Kevin James Loibl, un joven de 27 años, fue identificado por la policía como el asesino de Christina Grimmie, la cantante conocida por su participación en “The Voice” que murió este sábado al final de un recital en Orlando, Estados Unidos.

Las autoridades informaron el sábado que el hombre viajó unos 170 kilómetros desde Saint Petersburg, en el oeste de Florida, hasta Orlando, en el centro, para cometer el crimen. Llevaba dos pistolas, dos cargadores llenos de balas y un cuchillo de cacería, pero todavía no se encuentra el vehículo en el que se trasladó.

El atacante acudió al teatro The Plaza Live, en Orlando, donde la noche del viernes disparó contra Grimmie mientras firmaba autógrafos al término de un concierto.

Los investigadores señalaron que no hay indicios sobre una relación entre atacante y víctima o de que el hombre hubiera tratado de contactar a la intérprete por medio de internet o las redes sociales, donde Grimmie tenía muchos seguidores.

“Todo apunta a que el sujeto actuó solo, pero estamos buscando en su teléfono y en su computadora con la esperanza de poder encontrar pistas”que permitan descifrar el móvil del crimen, declaró el jefe de la Policía de Orlando, John Mina.

Asimismo, según el diario local Orlando Sentinel, el atacante casi no tenía pesencia en las redes sociales  y no estaba registrado para votar. Sus vecinos en Saint Petersburg no tenían mucho contacto, y tras conocerse la noticia un cartel de condolencias fue pegado en su puerta. “La más profunda tristeza por la pérdida a la familia, los amigos y los fans de la muy talentosa Christina Grimmie. Sin más comentarios”, decía.

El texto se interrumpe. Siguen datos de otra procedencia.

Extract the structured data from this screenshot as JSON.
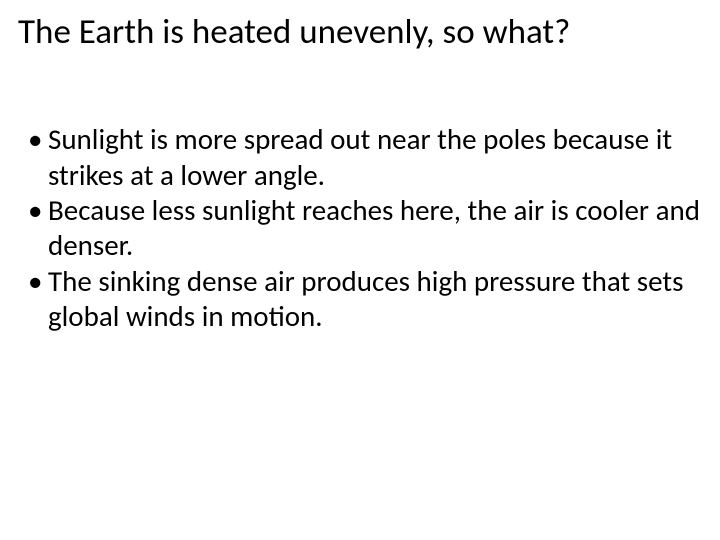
{
  "title": "The Earth is heated unevenly, so what?",
  "bullets": [
    "Sunlight is more spread out near the poles because it strikes at a lower angle.",
    "Because less sunlight reaches here, the air is cooler and denser.",
    "The sinking dense air produces high pressure that sets global winds in motion."
  ],
  "colors": {
    "background": "#ffffff",
    "text": "#000000"
  },
  "typography": {
    "title_fontsize": 35,
    "body_fontsize": 29,
    "font_family": "Calibri"
  }
}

Christina Grimmie, de 22 años y nacida en Nueva Jersey, falleció a primeras horas del sábado en un hospital local, en donde fue ingresada tras recibir disparos de un desconocido el viernes al cabo de un concierto.

Según fuentes policiales, tras el tiroteo el hermano de la cantante, MarcusGrimmie, derribó al atacante, quien luego se suicidó de un disparo, un acto que fue calificado por las autoridades de “heroico” por evitar así mayores pérdidas de vidas.

El funcionario precisó que guardias de seguridad habían registrado a todos los 120 participantes del concierto del sábado, pero que por alguna razón no habían encontrado las armas de Loibl.

“Estamos hablando de niños. No es el tipo de público que uno esperaría que lleve armas a un evento como este”, agregó Mina.